Las oportunidades superan ampliamente a los desafíos. El costo de la tecnología solar sigue cayendo, la innovación en modelos de negocio y financiación es constante, y los compromisos internacionales dan visibilidad y respaldo a los proyectos. La expansión de energías renovables no solo fortalece la seguridad energética y reduce la huella de carbono, sino que también impulsa empleos, moderniza la industria y mejora la calidad de vida.

El papel de la inversión y las políticas públicas

La velocidad y el éxito de la transición solar en América Latina dependen en gran medida de la acción gubernamental, la estabilidad normativa y la colaboración público-privada. Los países más exitosos han sabido crear marcos regulatorios favorables, transparentes y predecibles. La fórmula suele incluir:

  • Subastas competitivas para energías renovables, permitiendo fijar precios estables y atraer capital privado e internacional.
  • Incentivos fiscales y financieros, que reducen el riesgo y mejoran la rentabilidad de los proyectos.
  • Simplificación de trámites y seguridad jurídica, elementos especialmente valorados por inversores y desarrolladores.

La financiación internacional, a través de organismos multilaterales y fondos verdes, añade músculo financiero para grandes proyectos y facilita la transferencia tecnológica. Iniciativas como la RELAC refuerzan la cooperación regional alentando el intercambio de buenas prácticas y la armonización de objetivos.

Impactos sociales, económicos y ambientales

El despliegue de granjas solares tiene efectos transformadores en la economía, el medio ambiente y el tejido social de América Latina.
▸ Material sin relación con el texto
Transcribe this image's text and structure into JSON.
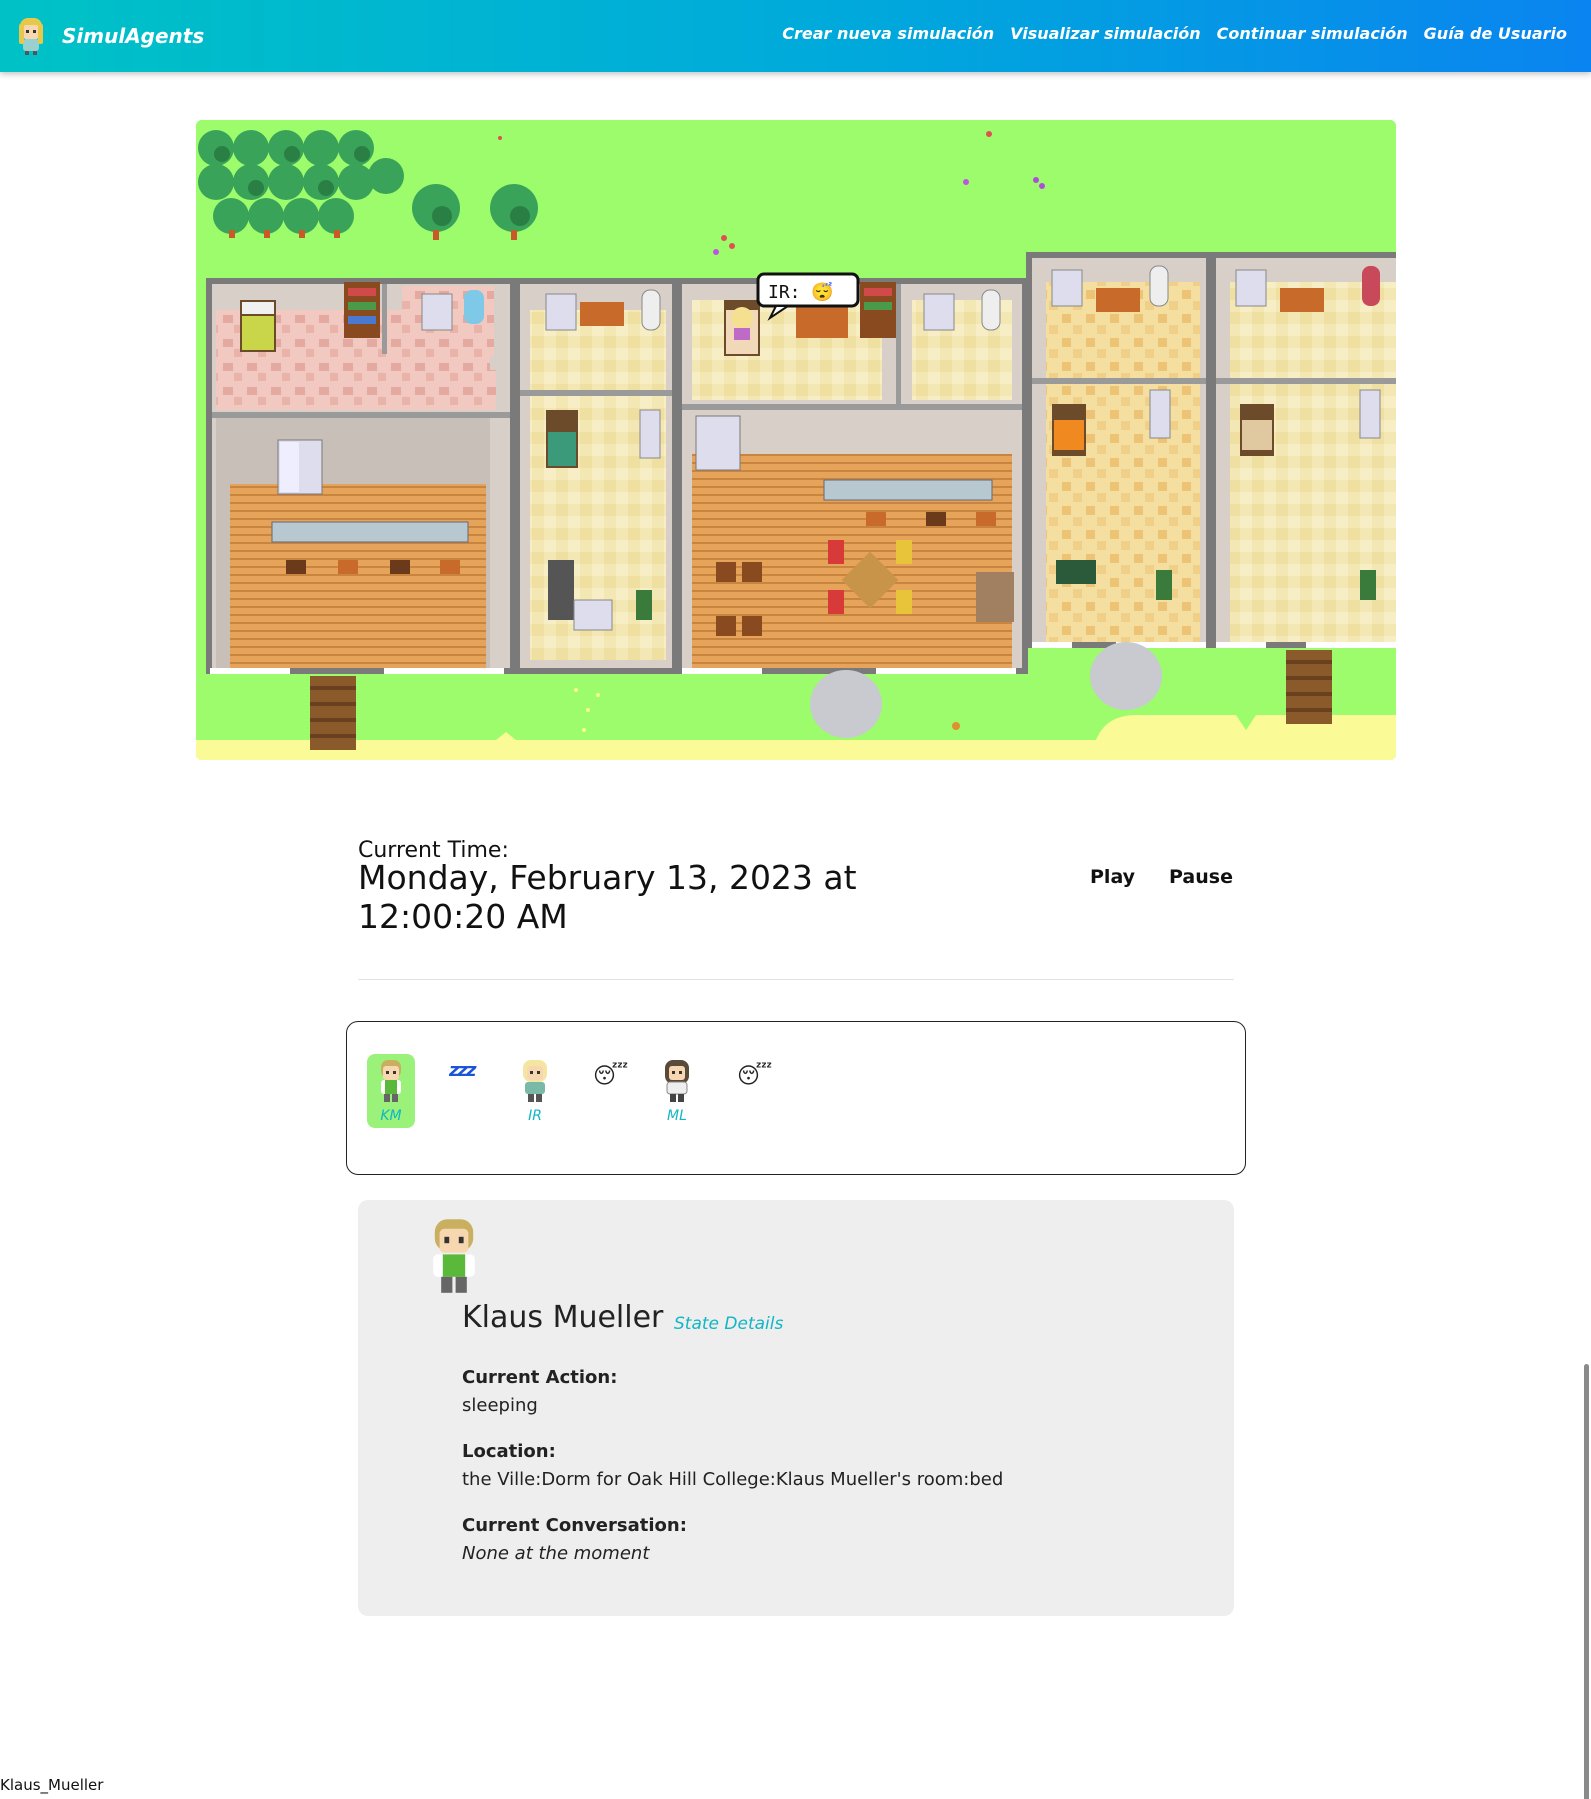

A nivel económico, la energía solar ofrece oportunidades de empleo cualificado, fomenta el desarrollo industrial local y contribuye a la diversificación productiva. Muchos países han establecido polos de innovación y cadenas de valor asociadas al sector fotovoltaico.

Desde el punto de vista social, la electrificación rural y la integración de comunidades marginadas son dos de los mayores logros de los sistemas solares descentralizados. Comunidades indígenas, rurales y periurbanas experimentan mejoras sustanciales en servicios básicos, educación, salud y conectividad gracias a la llegada de electricidad limpia y asequible.
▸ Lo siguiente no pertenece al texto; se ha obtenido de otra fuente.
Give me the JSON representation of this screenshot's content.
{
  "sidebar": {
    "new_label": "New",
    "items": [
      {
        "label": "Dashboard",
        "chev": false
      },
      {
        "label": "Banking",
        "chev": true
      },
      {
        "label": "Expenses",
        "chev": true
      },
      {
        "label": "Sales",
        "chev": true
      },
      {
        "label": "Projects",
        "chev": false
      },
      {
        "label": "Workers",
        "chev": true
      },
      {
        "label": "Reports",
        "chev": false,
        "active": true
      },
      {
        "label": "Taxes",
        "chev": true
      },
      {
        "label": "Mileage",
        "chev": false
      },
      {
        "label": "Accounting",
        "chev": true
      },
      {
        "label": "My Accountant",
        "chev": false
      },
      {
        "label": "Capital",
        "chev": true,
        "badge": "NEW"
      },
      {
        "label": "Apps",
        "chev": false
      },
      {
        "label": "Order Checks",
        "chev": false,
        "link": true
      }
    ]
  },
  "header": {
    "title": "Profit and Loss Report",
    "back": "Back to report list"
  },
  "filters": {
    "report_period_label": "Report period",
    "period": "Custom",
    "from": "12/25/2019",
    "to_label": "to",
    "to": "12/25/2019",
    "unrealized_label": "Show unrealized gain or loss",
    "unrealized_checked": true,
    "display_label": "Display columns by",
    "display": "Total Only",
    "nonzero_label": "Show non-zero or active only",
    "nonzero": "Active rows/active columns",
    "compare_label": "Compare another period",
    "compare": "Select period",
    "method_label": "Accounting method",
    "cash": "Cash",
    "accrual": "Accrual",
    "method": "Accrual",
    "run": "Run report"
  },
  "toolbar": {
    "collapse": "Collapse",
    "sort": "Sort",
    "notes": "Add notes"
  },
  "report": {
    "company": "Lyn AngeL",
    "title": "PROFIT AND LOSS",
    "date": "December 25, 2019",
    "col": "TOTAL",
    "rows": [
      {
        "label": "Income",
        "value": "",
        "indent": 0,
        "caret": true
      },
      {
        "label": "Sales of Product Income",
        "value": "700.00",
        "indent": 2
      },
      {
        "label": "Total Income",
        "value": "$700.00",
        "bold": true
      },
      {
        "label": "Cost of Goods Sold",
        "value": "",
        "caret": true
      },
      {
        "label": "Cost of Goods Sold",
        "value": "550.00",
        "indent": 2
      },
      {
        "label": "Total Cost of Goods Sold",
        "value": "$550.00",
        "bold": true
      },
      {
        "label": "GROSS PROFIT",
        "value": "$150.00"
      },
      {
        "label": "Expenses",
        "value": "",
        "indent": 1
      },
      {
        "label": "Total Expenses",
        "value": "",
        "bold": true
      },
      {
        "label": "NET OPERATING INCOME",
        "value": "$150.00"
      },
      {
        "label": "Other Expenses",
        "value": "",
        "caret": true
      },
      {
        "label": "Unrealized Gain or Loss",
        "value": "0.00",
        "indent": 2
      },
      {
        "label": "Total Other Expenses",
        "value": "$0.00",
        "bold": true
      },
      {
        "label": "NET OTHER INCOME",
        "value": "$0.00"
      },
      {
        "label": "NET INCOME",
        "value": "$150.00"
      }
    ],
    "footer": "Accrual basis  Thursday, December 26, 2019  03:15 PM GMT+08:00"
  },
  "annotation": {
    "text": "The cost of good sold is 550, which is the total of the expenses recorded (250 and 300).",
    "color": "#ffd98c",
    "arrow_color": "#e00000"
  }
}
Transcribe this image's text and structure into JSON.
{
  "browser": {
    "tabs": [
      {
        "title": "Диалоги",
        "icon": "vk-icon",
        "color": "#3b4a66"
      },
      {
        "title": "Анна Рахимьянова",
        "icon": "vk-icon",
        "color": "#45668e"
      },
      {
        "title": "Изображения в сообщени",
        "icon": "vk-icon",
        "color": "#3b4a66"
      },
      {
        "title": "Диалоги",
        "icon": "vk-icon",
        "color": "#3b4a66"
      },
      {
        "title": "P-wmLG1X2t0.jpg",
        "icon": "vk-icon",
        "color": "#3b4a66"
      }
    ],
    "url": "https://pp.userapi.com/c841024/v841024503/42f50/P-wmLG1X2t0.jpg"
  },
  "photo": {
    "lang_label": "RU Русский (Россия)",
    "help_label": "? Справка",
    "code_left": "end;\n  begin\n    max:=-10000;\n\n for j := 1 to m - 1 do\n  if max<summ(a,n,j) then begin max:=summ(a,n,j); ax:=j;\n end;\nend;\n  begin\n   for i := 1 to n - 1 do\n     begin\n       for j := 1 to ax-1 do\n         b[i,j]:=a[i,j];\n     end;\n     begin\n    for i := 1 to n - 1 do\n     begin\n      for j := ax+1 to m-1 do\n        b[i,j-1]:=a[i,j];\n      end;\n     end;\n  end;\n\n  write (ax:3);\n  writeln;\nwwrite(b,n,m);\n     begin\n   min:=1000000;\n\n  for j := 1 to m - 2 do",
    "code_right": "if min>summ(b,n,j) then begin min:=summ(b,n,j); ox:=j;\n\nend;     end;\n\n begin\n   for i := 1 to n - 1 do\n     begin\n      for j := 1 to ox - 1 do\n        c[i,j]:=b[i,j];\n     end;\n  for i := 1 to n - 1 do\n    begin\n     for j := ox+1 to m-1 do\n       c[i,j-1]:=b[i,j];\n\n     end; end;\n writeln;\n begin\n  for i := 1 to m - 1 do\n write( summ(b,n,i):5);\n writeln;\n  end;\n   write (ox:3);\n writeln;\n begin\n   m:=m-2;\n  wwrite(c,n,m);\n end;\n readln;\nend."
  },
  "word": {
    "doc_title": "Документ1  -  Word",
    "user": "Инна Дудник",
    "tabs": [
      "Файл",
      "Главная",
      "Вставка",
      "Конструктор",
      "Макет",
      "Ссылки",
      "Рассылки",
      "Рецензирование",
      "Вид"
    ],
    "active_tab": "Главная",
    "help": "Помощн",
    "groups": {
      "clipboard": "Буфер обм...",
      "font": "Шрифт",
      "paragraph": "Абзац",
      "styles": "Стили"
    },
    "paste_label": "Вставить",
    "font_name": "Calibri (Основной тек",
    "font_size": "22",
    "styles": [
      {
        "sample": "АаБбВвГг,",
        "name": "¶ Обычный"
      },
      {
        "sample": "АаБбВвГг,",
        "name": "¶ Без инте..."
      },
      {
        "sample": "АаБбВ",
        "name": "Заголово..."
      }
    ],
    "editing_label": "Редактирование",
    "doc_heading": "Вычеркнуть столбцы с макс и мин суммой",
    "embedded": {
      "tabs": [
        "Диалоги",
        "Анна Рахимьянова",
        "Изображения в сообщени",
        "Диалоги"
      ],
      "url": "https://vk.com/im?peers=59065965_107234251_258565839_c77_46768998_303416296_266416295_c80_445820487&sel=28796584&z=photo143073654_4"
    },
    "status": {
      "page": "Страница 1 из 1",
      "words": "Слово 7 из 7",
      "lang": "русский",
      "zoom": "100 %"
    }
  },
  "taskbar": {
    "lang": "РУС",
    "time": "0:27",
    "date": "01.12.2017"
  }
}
En el plano ambiental, la sustitución de combustibles fósiles por energía solar reduce emisiones de gases de efecto invernadero y el impacto ambiental de la generación eléctrica. La región avanza así hacia sus compromisos climáticos y mejora la resiliencia ante los efectos del cambio global.

Tendencias de futuro y perspectivas de crecimiento

importancia de las granjas solares

La década actual es decisiva para consolidar el liderazgo solar latinoamericano y multiplicar el despliegue de granjas solares. Las tendencias más notables incluyen:

  • Mayor integración de almacenamiento energético mediante baterías y tecnologías complementarias, permitiendo gestionar la intermitencia solar y estabilizar la red.
  • Expansión de la agrofotovoltaica, el autoconsumo y las microredes, con un enfoque en sostenibilidad, participación comunitaria y resiliencia local.
  • Desarrollo del hidrógeno verde como vector energético global, integrando la producción solar con nuevas industrias y exportaciones.
  • Digitalización y gestión inteligente de la generación y el consumo, promoviendo una red eléctrica más eficiente y flexible.

El crecimiento proyectado para la energía solar y otras renovables en América Latina no solo responde a una necesidad ambiental, sino también a una oportunidad económica. La región cuenta con los recursos, la experiencia y el compromiso necesarios para liderar la transición energética a escala global.

Las granjas solares en América Latina no son solo una moda o una tendencia, sino la base de una nueva era en la que la sostenibilidad, el desarrollo y la innovación se dan la mano. El recorrido de Chile, Colombia, Brasil y muchos otros países demuestra que, con visión, políticas adecuadas y participación social, es posible transformar el presente y sentar las bases de un modelo energético más limpio, justo y resiliente para millones de personas.